For custom EmbeddingProvider implementations without a ChromaDB equivalent, raghilda automatically adapts them internally:

from raghilda.embedding import EmbeddingProvider, EmbedInputType, register_embedding_provider

@register_embedding_provider("MyCustomEmbedding")
class MyCustomEmbedding(EmbeddingProvider):
    def __init__(self, model: str = "custom-model"):
        self.model = model
        # Initialize your embedding client

    def embed(self, x, input_type=EmbedInputType.DOCUMENT):
        # Generate embeddings using your custom logic
        return [[0.1, 0.2, 0.3] for _ in x]

    def get_config(self):
        return {"type": "MyCustomEmbedding", "model": self.model}

    @classmethod
    def from_config(cls, config):
        return cls(model=config.get("model", "custom-model"))

# Use with ChromaDB - adapted automatically
store = ChromaDBStore.create(
    location="my_store",
    embed=MyCustomEmbedding(),
)

Benefits:

  • Works with any EmbeddingProvider implementation
  • Serialization support via raghilda’s provider registry
  • Proper query/document embedding handling

Limitations:

  • Python-only — TypeScript clients cannot restore these providers
  • Requires registering the provider with @register_embedding_provider
Important

Custom providers must be registered with @register_embedding_provider for serialization to work. The decorator ensures the provider can be restored when reconnecting to an existing collection.

Reconnecting to Existing Collections

When reconnecting to a ChromaDB collection, the embedding function handling depends on which approach you used:

Native ChromaDB Functions (Approaches 1 & 2)

ChromaDB can automatically restore the embedding function from stored configuration:

# No need to specify embed — ChromaDB restores it automatically
store = ChromaDBStore.connect(
    name="documents",
    location="my_store",
)

Custom Providers (Approach 3)

For custom providers, ensure the provider class is imported before connecting:

# Import to register the provider
from my_package import MyCustomEmbedding

# ChromaDB + raghilda restore the provider from config
store = ChromaDBStore.connect(
    name="documents",
    location="my_store",
)

API Key Handling

raghilda embedding providers intelligently handle API keys for ChromaDB compatibility:

  1. Environment variables (recommended): Set OPENAI_API_KEY or CO_API_KEY and the provider will configure ChromaDB to use them for persistence.

  2. ChromaDB-specific variables: If CHROMA_OPENAI_API_KEY or CHROMA_COHERE_API_KEY are set, those take precedence.

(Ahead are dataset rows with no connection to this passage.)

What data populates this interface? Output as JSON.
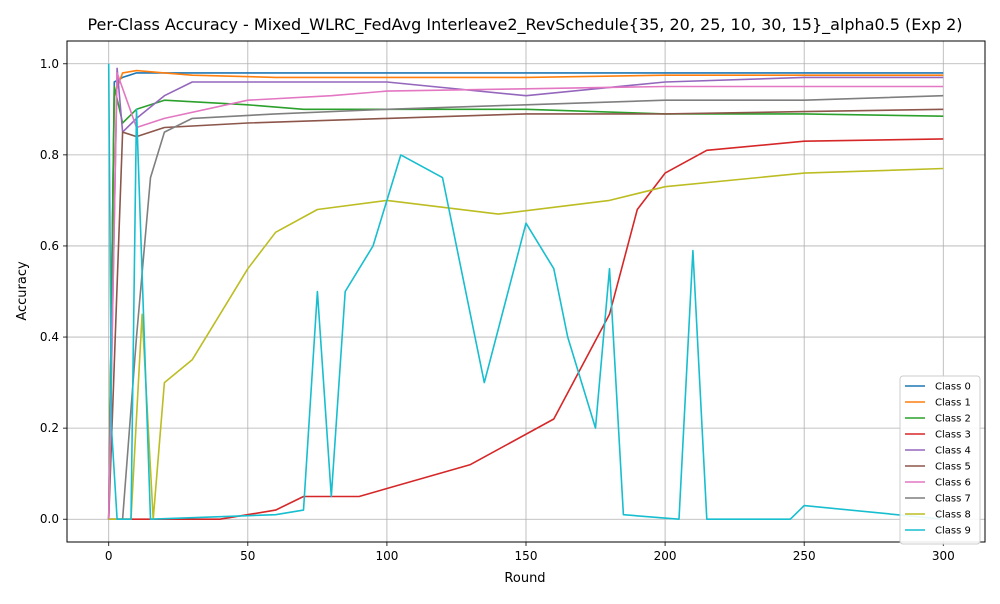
{
  "chart_data": {
    "type": "line",
    "title": "Per-Class Accuracy - Mixed_WLRC_FedAvg Interleave2_RevSchedule{35, 20, 25, 10, 30, 15}_alpha0.5 (Exp 2)",
    "xlabel": "Round",
    "ylabel": "Accuracy",
    "xlim": [
      -15,
      315
    ],
    "ylim": [
      -0.05,
      1.05
    ],
    "xticks": [
      0,
      50,
      100,
      150,
      200,
      250,
      300
    ],
    "yticks": [
      0.0,
      0.2,
      0.4,
      0.6,
      0.8,
      1.0
    ],
    "grid": true,
    "legend_position": "lower right",
    "series": [
      {
        "name": "Class 0",
        "color": "#1f77b4",
        "x": [
          0,
          2,
          5,
          10,
          20,
          30,
          60,
          100,
          150,
          200,
          250,
          300
        ],
        "y": [
          0.0,
          0.96,
          0.97,
          0.98,
          0.98,
          0.98,
          0.98,
          0.98,
          0.98,
          0.98,
          0.98,
          0.98
        ]
      },
      {
        "name": "Class 1",
        "color": "#ff7f0e",
        "x": [
          0,
          2,
          5,
          10,
          20,
          30,
          60,
          100,
          150,
          200,
          250,
          300
        ],
        "y": [
          0.0,
          0.93,
          0.98,
          0.985,
          0.98,
          0.975,
          0.97,
          0.97,
          0.97,
          0.975,
          0.975,
          0.975
        ]
      },
      {
        "name": "Class 2",
        "color": "#2ca02c",
        "x": [
          0,
          2,
          5,
          10,
          20,
          50,
          70,
          100,
          150,
          200,
          250,
          300
        ],
        "y": [
          0.0,
          0.95,
          0.87,
          0.9,
          0.92,
          0.91,
          0.9,
          0.9,
          0.9,
          0.89,
          0.89,
          0.885
        ]
      },
      {
        "name": "Class 3",
        "color": "#d62728",
        "x": [
          0,
          10,
          40,
          60,
          70,
          90,
          130,
          160,
          180,
          190,
          200,
          215,
          250,
          300
        ],
        "y": [
          0.0,
          0.0,
          0.0,
          0.02,
          0.05,
          0.05,
          0.12,
          0.22,
          0.45,
          0.68,
          0.76,
          0.81,
          0.83,
          0.835
        ]
      },
      {
        "name": "Class 4",
        "color": "#9467bd",
        "x": [
          0,
          3,
          5,
          10,
          20,
          30,
          60,
          100,
          150,
          200,
          250,
          300
        ],
        "y": [
          0.0,
          0.99,
          0.85,
          0.88,
          0.93,
          0.96,
          0.96,
          0.96,
          0.93,
          0.96,
          0.97,
          0.97
        ]
      },
      {
        "name": "Class 5",
        "color": "#8c564b",
        "x": [
          0,
          5,
          10,
          20,
          50,
          100,
          150,
          200,
          250,
          300
        ],
        "y": [
          0.0,
          0.85,
          0.84,
          0.86,
          0.87,
          0.88,
          0.89,
          0.89,
          0.895,
          0.9
        ]
      },
      {
        "name": "Class 6",
        "color": "#e377c2",
        "x": [
          0,
          3,
          10,
          20,
          50,
          80,
          100,
          150,
          200,
          250,
          300
        ],
        "y": [
          0.0,
          0.98,
          0.86,
          0.88,
          0.92,
          0.93,
          0.94,
          0.945,
          0.95,
          0.95,
          0.95
        ]
      },
      {
        "name": "Class 7",
        "color": "#7f7f7f",
        "x": [
          0,
          5,
          10,
          15,
          20,
          30,
          60,
          100,
          150,
          200,
          250,
          300
        ],
        "y": [
          0.0,
          0.0,
          0.4,
          0.75,
          0.85,
          0.88,
          0.89,
          0.9,
          0.91,
          0.92,
          0.92,
          0.93
        ]
      },
      {
        "name": "Class 8",
        "color": "#bcbd22",
        "x": [
          0,
          8,
          12,
          16,
          20,
          30,
          40,
          50,
          60,
          75,
          100,
          140,
          180,
          200,
          250,
          300
        ],
        "y": [
          0.0,
          0.0,
          0.45,
          0.0,
          0.3,
          0.35,
          0.45,
          0.55,
          0.63,
          0.68,
          0.7,
          0.67,
          0.7,
          0.73,
          0.76,
          0.77
        ]
      },
      {
        "name": "Class 9",
        "color": "#17becf",
        "x": [
          0,
          1,
          3,
          8,
          10,
          15,
          60,
          70,
          75,
          80,
          85,
          95,
          105,
          120,
          135,
          150,
          160,
          165,
          175,
          180,
          185,
          205,
          210,
          215,
          245,
          250,
          300
        ],
        "y": [
          1.0,
          0.2,
          0.0,
          0.0,
          0.9,
          0.0,
          0.01,
          0.02,
          0.5,
          0.05,
          0.5,
          0.6,
          0.8,
          0.75,
          0.3,
          0.65,
          0.55,
          0.4,
          0.2,
          0.55,
          0.01,
          0.0,
          0.59,
          0.0,
          0.0,
          0.03,
          0.0
        ]
      }
    ]
  }
}
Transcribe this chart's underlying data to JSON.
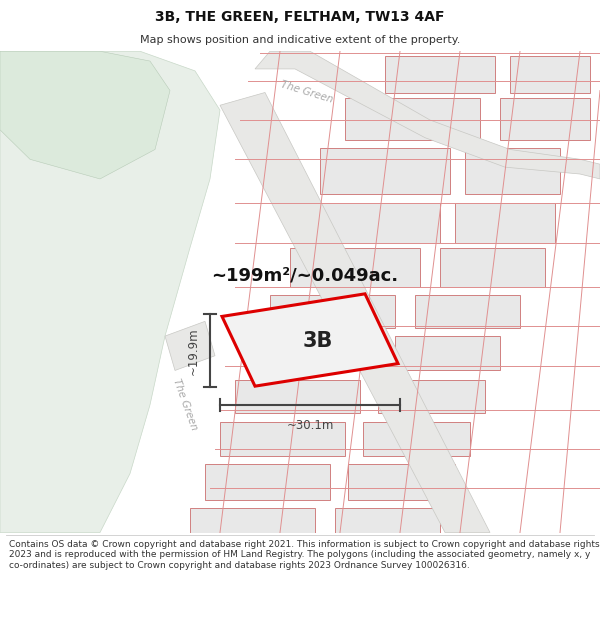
{
  "title": "3B, THE GREEN, FELTHAM, TW13 4AF",
  "subtitle": "Map shows position and indicative extent of the property.",
  "footer": "Contains OS data © Crown copyright and database right 2021. This information is subject to Crown copyright and database rights 2023 and is reproduced with the permission of HM Land Registry. The polygons (including the associated geometry, namely x, y co-ordinates) are subject to Crown copyright and database rights 2023 Ordnance Survey 100026316.",
  "area_label": "~199m²/~0.049ac.",
  "label_3b": "3B",
  "dim_width": "~30.1m",
  "dim_height": "~19.9m",
  "map_bg": "#f5f4f4",
  "green_color": "#e8efe8",
  "green_top_color": "#dceadc",
  "road_color": "#e8e8e6",
  "road_border": "#c8c8c4",
  "bldg_fill": "#e8e8e8",
  "bldg_edge": "#d08080",
  "bldg_edge_light": "#e0a8a8",
  "highlight_fill": "#f2f2f2",
  "highlight_edge": "#dd0000",
  "dim_color": "#444444",
  "road_label_color": "#aaaaaa",
  "title_fontsize": 10,
  "subtitle_fontsize": 8,
  "footer_fontsize": 6.5
}
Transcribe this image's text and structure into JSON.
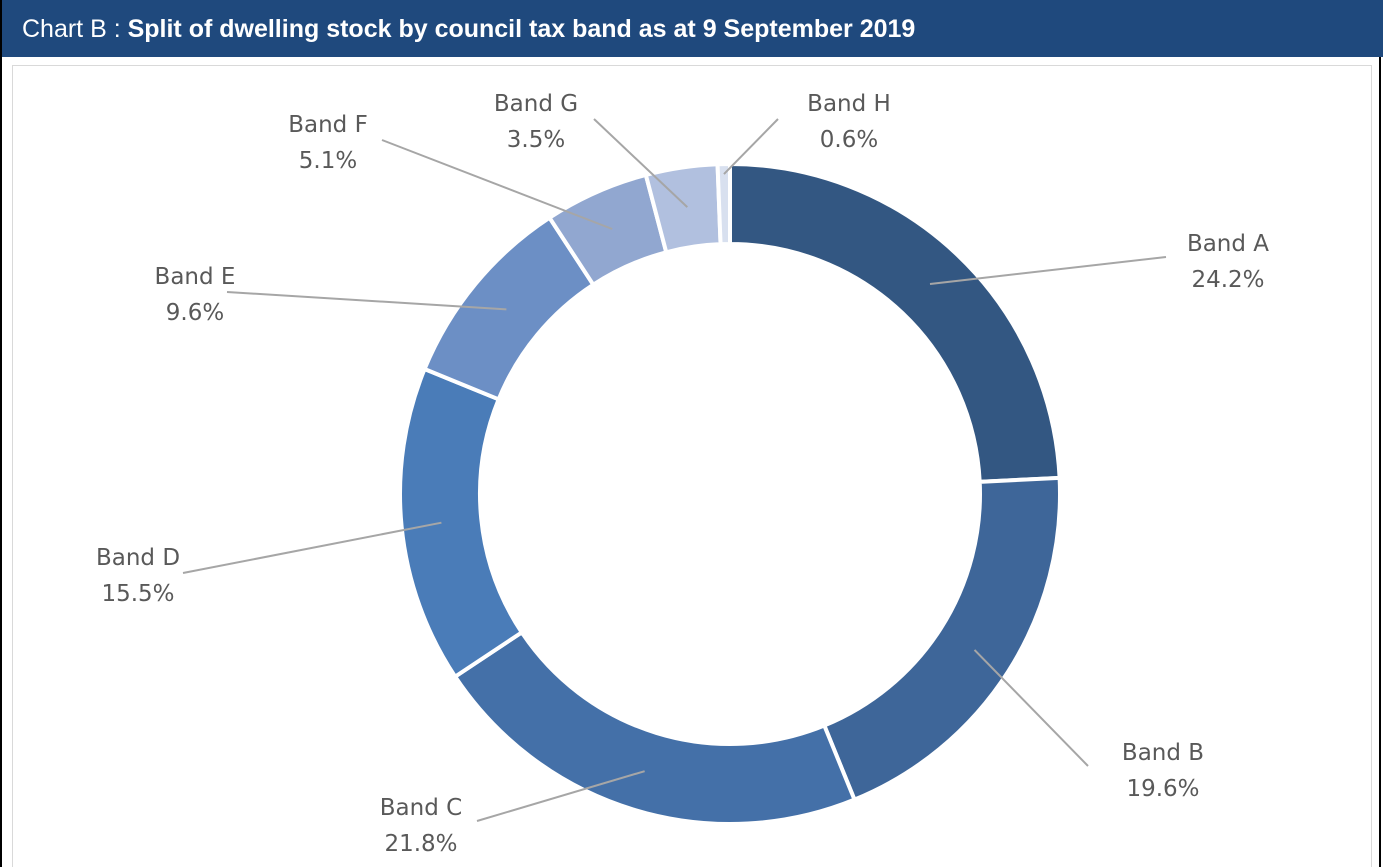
{
  "header": {
    "prefix": "Chart B : ",
    "title": "Split of dwelling stock by council tax band as at 9 September 2019",
    "background_color": "#1f497d"
  },
  "chart_data": {
    "type": "pie",
    "variant": "doughnut",
    "title": "Split of dwelling stock by council tax band as at 9 September 2019",
    "categories": [
      "Band A",
      "Band B",
      "Band C",
      "Band D",
      "Band E",
      "Band F",
      "Band G",
      "Band H"
    ],
    "values": [
      24.2,
      19.6,
      21.8,
      15.5,
      9.6,
      5.1,
      3.5,
      0.6
    ],
    "value_labels": [
      "24.2%",
      "19.6%",
      "21.8%",
      "15.5%",
      "9.6%",
      "5.1%",
      "3.5%",
      "0.6%"
    ],
    "colors": [
      "#335782",
      "#3e6699",
      "#4470a8",
      "#4a7cb8",
      "#6c8fc5",
      "#91a7d0",
      "#b1c0df",
      "#d8e0ef"
    ],
    "start_angle_degrees": 0,
    "direction": "clockwise",
    "legend": "none",
    "data_labels": "outside with leader lines"
  }
}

  3. Direct API keys: You can pass api_key directly, but ChromaDB will emit a deprecation warning since direct keys aren’t persisted.

import os
os.environ["OPENAI_API_KEY"] = "sk-..."

# Provider uses the environment variable — persists correctly
provider = EmbeddingOpenAI()
store = ChromaDBStore.create(location="my_store", embed=provider)

# Later, reconnect without specifying the key
store = ChromaDBStore.connect(name="raghilda_chroma", location="my_store")

Choosing the Right Approach

Scenario Recommended Approach
OpenAI or Cohere embeddings raghilda provider (Approach 1)
Need TypeScript client access ChromaDB function directly (Approach 2)
Custom embedding model Custom provider with adapter (Approach 3)
Maximum portability ChromaDB function directly (Approach 2)
Unified raghilda API raghilda provider (Approach 1 or 3)

For most use cases, using raghilda’s built-in providers (EmbeddingOpenAI, EmbeddingCohere) provides the best balance of convenience and compatibility.